I know that $m^*(A\cup B)=m^*(A)+m^*(B)$ whenever $A\cap B=\emptyset$ (that is, the intersection of $A$ and $B$ is empty).
But if we have $A\cap B\neq\emptyset$, is it true that $m^*(A\cup B)=m^*(A)+m^*(B)-m^*(A\cap B)$?
I think that this is not true, but I could not find a counterexample. What would be a counterexample, if any? Thanks in advance.
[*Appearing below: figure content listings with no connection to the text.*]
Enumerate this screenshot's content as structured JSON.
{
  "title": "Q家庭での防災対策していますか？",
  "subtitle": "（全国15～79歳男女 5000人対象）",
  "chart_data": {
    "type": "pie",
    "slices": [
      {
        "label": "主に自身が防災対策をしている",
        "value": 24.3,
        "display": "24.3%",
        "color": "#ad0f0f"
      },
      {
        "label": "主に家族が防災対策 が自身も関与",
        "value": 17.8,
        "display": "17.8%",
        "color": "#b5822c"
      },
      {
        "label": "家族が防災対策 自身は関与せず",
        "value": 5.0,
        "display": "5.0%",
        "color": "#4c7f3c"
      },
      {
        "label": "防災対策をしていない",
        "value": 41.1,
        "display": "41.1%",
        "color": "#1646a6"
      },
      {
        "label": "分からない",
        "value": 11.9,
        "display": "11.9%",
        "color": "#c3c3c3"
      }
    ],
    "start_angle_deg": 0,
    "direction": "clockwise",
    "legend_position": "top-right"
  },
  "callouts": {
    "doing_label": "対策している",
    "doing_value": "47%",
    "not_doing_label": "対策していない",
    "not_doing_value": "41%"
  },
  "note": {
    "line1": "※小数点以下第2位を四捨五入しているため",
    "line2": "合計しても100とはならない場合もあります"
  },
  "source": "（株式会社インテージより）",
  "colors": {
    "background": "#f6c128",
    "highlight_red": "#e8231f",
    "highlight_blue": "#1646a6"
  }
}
It is true. You need Caratheodory's criterion: Since $A$ is measurable it satisfies for any set $S\subset\mathbb{R}$ $$m^*(S)=m^*(S\setminus A)+m^*(S\cap A).$$ If you put $S=B$ and $S=A\cup B$ you obtain two equations: $$m^*(B)=m^*(B\setminus A)+m^*(B\cap A)$$ $$m^*(A\cup B)=m^*((A\cup B)\setminus A)+m^*((A\cup B)\cap A)=m^*(B\setminus A)+m^*(A).$$ If you add these two you obtain $$m^*(A\cup B) +m^*(B\setminus A)+m^*(B\cap A)=m^*(B)+m^*(B\setminus A)+m^*(A),$$ which is our conjecture.